George would like to explain all of this to Kenny. But it is so complicated; and he doesn’t want to run the risk of finding that Kenny can’t understand him. More than anything, he wants Kenny to understand; wants to be able to believe that Kenny knows what this dialogue is all about. And really, at this moment, it seems possible that Kenny does know. George can almost feel the electric field of the dialogue surrounding and irradiating them. He certainly feels irradiated. As for Kenny, he looks quite beautiful. Radiant with rapport is the phrase which George finds to describe him. For what shines out of Kenny isn’t mere intelligence or any kind of switched-on charm. There the two of them sit, smiling at each other – oh, far more than that – fairly beaming with mutual insight.
‘Say something,’ he commands Kenny.
‘Do I have to?’
‘Yes.’
‘What’ll I say?’
‘Anything. Anything that seems to be important, right now.’
‘That’s the trouble. I don’t know what is important and what isn’t. I feel like my head is stopped up with stuff that doesn’t matter – I mean, matter to me.’
‘Such as —’
‘Look, I don’t mean to be personal, Sir – but – well, the stuff our classes are about —’
‘That doesn’t matter to you?’
‘Jesus Christ, Sir – I said I wasn’t being personal! Yours are a whole lot better than most; we all think that. And you do try to make these books fit in with what’s going on, nowadays – only, it’s not your fault, but – we always seem to end up getting bogged down in the Past; like this morning, with Tithonus. Look, I don’t want to pan the Past; maybe it’ll mean a whole lot to me when I’m older. All I’m saying is, the Past doesn’t really matter to most kids my age. When we talk like it does, we’re just being polite. I guess that’s because we don’t have any pasts of our own – except stuff we want to forget, like things in high school, and times we acted like idiots —’

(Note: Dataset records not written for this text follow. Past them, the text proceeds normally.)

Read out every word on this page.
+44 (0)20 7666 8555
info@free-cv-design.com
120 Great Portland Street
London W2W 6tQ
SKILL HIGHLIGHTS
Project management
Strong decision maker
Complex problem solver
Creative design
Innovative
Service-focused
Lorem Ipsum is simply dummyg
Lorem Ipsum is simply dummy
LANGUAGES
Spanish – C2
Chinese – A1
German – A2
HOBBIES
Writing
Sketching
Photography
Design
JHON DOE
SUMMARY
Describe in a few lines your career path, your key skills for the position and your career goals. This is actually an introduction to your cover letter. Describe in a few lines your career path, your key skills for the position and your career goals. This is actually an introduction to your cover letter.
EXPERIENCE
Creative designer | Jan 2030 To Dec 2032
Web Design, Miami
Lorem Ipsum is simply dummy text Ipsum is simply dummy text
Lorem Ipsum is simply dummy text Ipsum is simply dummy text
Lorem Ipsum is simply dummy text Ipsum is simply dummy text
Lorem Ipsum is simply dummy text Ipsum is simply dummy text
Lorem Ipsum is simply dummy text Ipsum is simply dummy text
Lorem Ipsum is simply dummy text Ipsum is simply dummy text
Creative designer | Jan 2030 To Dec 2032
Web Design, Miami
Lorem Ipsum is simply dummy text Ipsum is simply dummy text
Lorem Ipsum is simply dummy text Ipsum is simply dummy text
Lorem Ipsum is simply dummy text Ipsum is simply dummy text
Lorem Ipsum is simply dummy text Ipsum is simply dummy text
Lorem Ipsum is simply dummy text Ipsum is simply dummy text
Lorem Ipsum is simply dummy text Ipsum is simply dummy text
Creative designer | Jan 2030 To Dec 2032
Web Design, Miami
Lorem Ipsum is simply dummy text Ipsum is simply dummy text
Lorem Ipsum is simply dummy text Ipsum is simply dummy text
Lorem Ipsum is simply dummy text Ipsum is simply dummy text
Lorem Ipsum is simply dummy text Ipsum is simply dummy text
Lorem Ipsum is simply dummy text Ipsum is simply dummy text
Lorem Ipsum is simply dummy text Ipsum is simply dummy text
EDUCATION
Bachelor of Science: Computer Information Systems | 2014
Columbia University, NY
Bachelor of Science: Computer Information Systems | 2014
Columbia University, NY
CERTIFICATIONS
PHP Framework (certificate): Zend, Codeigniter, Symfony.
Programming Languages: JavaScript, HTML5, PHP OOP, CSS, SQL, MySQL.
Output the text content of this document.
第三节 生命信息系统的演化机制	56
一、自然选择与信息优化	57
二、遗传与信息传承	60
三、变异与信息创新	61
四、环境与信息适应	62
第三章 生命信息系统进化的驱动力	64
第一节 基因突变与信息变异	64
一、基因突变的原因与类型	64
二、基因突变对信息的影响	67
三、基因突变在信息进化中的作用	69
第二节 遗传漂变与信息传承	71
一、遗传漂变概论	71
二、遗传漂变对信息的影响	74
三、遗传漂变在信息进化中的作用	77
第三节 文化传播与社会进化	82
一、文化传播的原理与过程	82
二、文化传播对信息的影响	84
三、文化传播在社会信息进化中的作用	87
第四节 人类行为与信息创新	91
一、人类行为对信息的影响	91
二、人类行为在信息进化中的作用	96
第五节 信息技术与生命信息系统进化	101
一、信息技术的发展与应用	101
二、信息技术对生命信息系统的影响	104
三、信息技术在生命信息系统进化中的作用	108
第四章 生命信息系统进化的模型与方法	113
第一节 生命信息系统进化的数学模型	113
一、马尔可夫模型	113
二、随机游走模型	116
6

‘Well, fine! I can understand that. You don’t need the Past, yet. You’ve got the Present.’
‘Oh, but the Present’s a real drag! I just despise the Present – I mean, the way it is right now – I mean, tonight’s an exception, of course – What are you laughing at, Sir?’
‘Tonight sí! The Present – no!’ George is getting noisy. Some people at the bar turn their heads. ‘Drink to Tonight!’ He drinks, with a flourish.
‘Tonight – sí!’ Kenny laughs and drinks.